Closed PeterDeSOM closed 1 year ago

PeterDeSOM commented 1 year ago

So far, all that I've found the method for Graph Clustering is actually for node clustering or not a fully unsupervised learning method. It means that they eventually need their label to train at the downstream task.

For example, it is;

I'm finding a fully unsupervised learning method for Graph-Level Clustering/Classification. Or, I'd like to know how to employ your model in a fully unsupervised learning method to classify lots of graph data that cannot be labeled by human efforts.

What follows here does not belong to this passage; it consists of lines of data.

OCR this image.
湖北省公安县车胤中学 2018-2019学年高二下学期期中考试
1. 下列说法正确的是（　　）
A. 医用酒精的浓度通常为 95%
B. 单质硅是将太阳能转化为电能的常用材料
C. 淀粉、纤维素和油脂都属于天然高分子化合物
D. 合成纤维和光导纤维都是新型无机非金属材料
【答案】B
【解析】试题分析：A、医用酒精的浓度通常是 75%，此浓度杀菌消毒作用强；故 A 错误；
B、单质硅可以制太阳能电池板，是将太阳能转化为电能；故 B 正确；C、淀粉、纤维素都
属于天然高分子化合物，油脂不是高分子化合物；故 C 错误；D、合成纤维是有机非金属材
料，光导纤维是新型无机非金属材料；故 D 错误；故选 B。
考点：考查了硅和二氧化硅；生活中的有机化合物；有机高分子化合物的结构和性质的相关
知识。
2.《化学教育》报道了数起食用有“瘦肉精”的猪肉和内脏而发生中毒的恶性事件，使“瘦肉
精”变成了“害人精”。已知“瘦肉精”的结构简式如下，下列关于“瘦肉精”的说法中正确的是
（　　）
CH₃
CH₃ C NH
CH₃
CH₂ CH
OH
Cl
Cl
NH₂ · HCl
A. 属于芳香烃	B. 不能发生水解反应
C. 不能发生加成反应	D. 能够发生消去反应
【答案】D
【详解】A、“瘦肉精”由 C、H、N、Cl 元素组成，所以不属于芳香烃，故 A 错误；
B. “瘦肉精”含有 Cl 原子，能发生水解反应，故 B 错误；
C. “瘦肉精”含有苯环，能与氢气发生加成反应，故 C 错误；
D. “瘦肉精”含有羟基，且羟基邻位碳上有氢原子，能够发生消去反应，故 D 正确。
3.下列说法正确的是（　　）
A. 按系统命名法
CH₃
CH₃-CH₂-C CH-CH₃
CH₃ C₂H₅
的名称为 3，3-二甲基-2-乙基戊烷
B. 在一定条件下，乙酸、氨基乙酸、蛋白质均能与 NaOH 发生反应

Question 1. Is your model only for Node-Level Classification? Question 2. If not, could you show me a little direction to use the embedding from your model for the Graph-Level Classification/Clustering without its labels such as KMeans at the downstream task?

mtang724 commented 1 year ago

Hi,

Thank you so much for your question. Actually the proposed method and many other methods (like contrastive learning) are aim to learn representations of nodes instead of classification/clustering on node. Therefore, the main purpose of those unsupervised graph learning methods are not specifically designed for Node-Level Classification/Graph-Level Classification. It's more like get a better embedding or representation of a node or a graph.

To answer you question specifically. For Q1, no, our model is not only for Node-Level Classification, you would use the embedding learned from our model to do other tasks like node clustering, graph-level classification, graph clustering etc. Just simply use some exsiting clustering method like K-Means on the final node embeddings or graph embedding (One method is to aggregate all node embedding). For Q2, as I mentioned in Q1, yes, you could use the node embedding from our model, and use different types of method to aggregate all node embedding by graph level readout function to get a graph-level embedding, then apply methods like K-Means for Graph-Level Classification/Clustering. Sum or Mean or Max, are three simplest graph level readout function. Hope I answered some of your question.